Neither Ron nor Ann Berg is originally from Oregon, but taking a leap of faith to leave home and attend Oregon State University for graduate school changed their lives forever. Now, the couple is looking to give back to the institution that brought them together.
Ron Berg (M.S. ’71, Ph.D. ’74) grew up and attended college in San Jose, California. Like nearly half the students in Oregon State’s College of Science, he had the opportunity to participate in undergraduate research in an area of applied microbiology. “That really piqued my interest in furthering my education,” he said. “Oregon State University was one of the few universities at the time offering graduate studies in applied and industrial microbiology.”
Jim Craig, his mentor at San Jose State, had completed his Ph.D. at Oregon State and had encouraged Ron to apply. Following his acceptance into the Department of Microbiology in the spring of 1968, Ron began a journey that would lead to advanced degrees in microbiology under the guidance of Andy Anderson and Bill Sandine.
“Oregon State University was one of the few universities at the time offering graduate studies in applied and industrial microbiology.”

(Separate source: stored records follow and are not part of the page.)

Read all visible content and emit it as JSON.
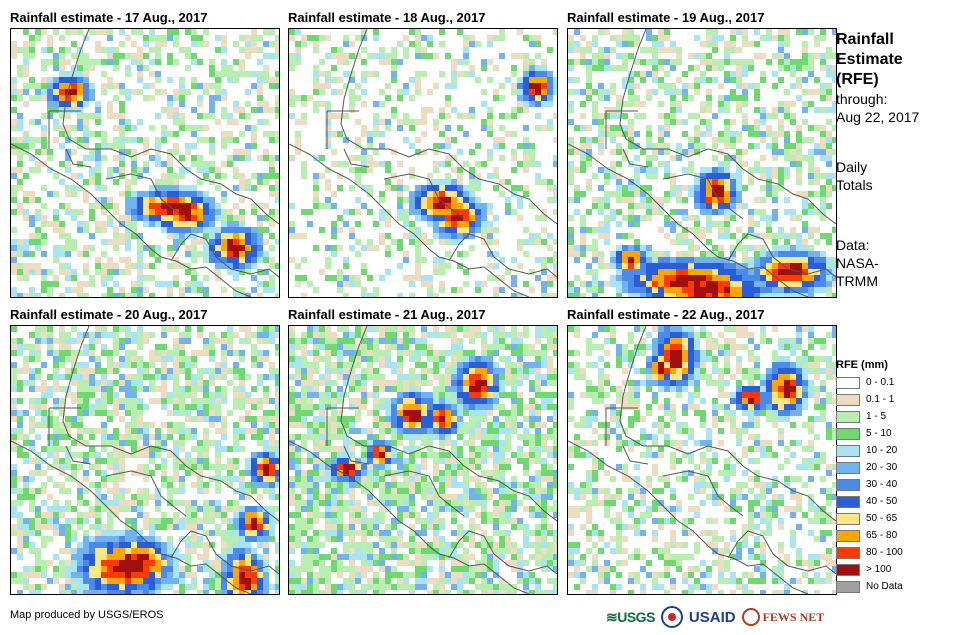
{
  "panels": [
    {
      "title": "Rainfall estimate - 17 Aug., 2017"
    },
    {
      "title": "Rainfall estimate - 18 Aug., 2017"
    },
    {
      "title": "Rainfall estimate - 19 Aug., 2017"
    },
    {
      "title": "Rainfall estimate - 20 Aug., 2017"
    },
    {
      "title": "Rainfall estimate - 21 Aug., 2017"
    },
    {
      "title": "Rainfall estimate - 22 Aug., 2017"
    }
  ],
  "side": {
    "title_lines": [
      "Rainfall",
      "Estimate",
      "(RFE)"
    ],
    "through_label": "through:",
    "date": "Aug 22, 2017",
    "totals_lines": [
      "Daily",
      "Totals"
    ],
    "data_lines": [
      "Data:",
      "NASA-",
      "TRMM"
    ]
  },
  "legend": {
    "title": "RFE (mm)",
    "items": [
      {
        "label": "0 - 0.1",
        "color": "#ffffff"
      },
      {
        "label": "0.1 - 1",
        "color": "#eddcc0"
      },
      {
        "label": "1 - 5",
        "color": "#b8efb0"
      },
      {
        "label": "5 - 10",
        "color": "#70d870"
      },
      {
        "label": "10 - 20",
        "color": "#a8e4f4"
      },
      {
        "label": "20 - 30",
        "color": "#72b2f0"
      },
      {
        "label": "30 - 40",
        "color": "#4a8ae8"
      },
      {
        "label": "40 - 50",
        "color": "#2a5ed8"
      },
      {
        "label": "50 - 65",
        "color": "#ffe680"
      },
      {
        "label": "65 - 80",
        "color": "#ffa500"
      },
      {
        "label": "80 - 100",
        "color": "#ff3a00"
      },
      {
        "label": "> 100",
        "color": "#a01010"
      },
      {
        "label": "No Data",
        "color": "#a0a0a0"
      }
    ]
  },
  "footer": {
    "credit": "Map produced by USGS/EROS",
    "logos": {
      "usgs": "USGS",
      "usaid": "USAID",
      "fews": "FEWS NET"
    }
  }
}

Fifteen months later, Ann Berg (nee Moran) graduated with her bachelor’s degree in biology from Marymount Manhattan College in New York City, where she had grown up. “With a biology major, the world is your oyster,” she said. As an only child, though, she wanted more of an adventure for graduate school. “I decided it was time to leave home and follow Horace Greeley’s advice ‘Go West’.”
Her friend’s father had been stationed at Camp Adair, an army base near Corvallis during WWII and talked fondly of the Willamette Valley. So together, they decided to apply to Oregon State University. When Ann was admitted to the College of Science’s graduate program in microbiology, she packed her bags and headed 2,000 miles west to start a life on the other side of the country. “And that’s how I went from midtown Manhattan to downtown Corvallis,” she said.
Ann and Ron met in February of 1970 and attended an OSU-Stanford basketball game for their first date. Three months later they were engaged, and then married in 1971.
“A good deal of this background came from my experience at OSU. Not just microbiology, but also the ability to connect the dots, seeing and understanding complex relationships to solve unique problems.”